(1) Failure to report the information required by section 76-1520 or the filing of false information shall be cause for dissolution or cancellation of registration of the corporation, limited partnership, limited liability partnership, or limited liability company or revocation of authority to transact business in this state in the manner provided in this section.
(2) If the Secretary of State has reason to believe a corporation, limited partnership, limited liability partnership, or limited liability company required to report pursuant to section 76-1520 has failed to report, or has filed a false or incomplete report, the Secretary of State shall send to the registered agent of such entity by certified mail a notice stating that if the defect is not corrected within sixty days after receipt of notice the entity shall be dissolved or its registration shall be canceled.
(3) If the Secretary of State determines that the entity has not corrected the defect upon the expiration of sixty days after notice of failure to report, false reporting, or incomplete reporting, the entity shall be dissolved or its registration canceled.

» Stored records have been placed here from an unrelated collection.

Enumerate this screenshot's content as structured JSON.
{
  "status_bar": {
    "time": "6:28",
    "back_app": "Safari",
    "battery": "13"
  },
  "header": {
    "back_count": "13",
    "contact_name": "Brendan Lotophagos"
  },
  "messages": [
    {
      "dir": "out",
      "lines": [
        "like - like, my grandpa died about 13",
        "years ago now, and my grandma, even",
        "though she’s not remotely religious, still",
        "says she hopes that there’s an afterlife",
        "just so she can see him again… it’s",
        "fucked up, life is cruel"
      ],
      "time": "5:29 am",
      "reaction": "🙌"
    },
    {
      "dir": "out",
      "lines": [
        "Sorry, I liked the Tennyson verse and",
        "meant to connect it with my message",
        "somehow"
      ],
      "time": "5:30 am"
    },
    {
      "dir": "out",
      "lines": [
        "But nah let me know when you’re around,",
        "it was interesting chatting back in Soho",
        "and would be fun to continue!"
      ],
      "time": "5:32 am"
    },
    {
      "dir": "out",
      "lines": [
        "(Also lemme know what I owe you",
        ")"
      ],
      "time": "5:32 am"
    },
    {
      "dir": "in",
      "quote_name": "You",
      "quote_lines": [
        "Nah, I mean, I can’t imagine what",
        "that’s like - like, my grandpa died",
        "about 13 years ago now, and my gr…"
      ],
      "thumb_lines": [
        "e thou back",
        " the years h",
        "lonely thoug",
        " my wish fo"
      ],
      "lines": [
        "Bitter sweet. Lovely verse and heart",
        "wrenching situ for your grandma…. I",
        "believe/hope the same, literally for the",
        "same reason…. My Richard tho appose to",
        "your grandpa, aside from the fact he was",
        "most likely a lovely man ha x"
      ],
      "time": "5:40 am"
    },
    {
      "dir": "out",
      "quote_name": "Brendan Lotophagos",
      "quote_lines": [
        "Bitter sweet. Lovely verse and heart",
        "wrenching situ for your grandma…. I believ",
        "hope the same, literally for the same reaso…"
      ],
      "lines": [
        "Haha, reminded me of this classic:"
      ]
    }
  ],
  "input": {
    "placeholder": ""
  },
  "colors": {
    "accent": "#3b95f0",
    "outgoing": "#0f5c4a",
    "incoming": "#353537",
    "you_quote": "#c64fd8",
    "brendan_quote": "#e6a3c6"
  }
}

Notice of such cancellation shall be sent by certified mail to the registered agent of the entity.
(4) A business entity dissolved or canceled pursuant to this section may have its existence reinstated at any time by submitting a report as required by sections 76-1520 to 76-1524 correcting the defect for which it was dissolved and paying a reinstatement fee of one hundred dollars to the Secretary of State. Any fees received pursuant to this section shall be remitted to the State Treasurer for credit to the Corporation Cash Fund.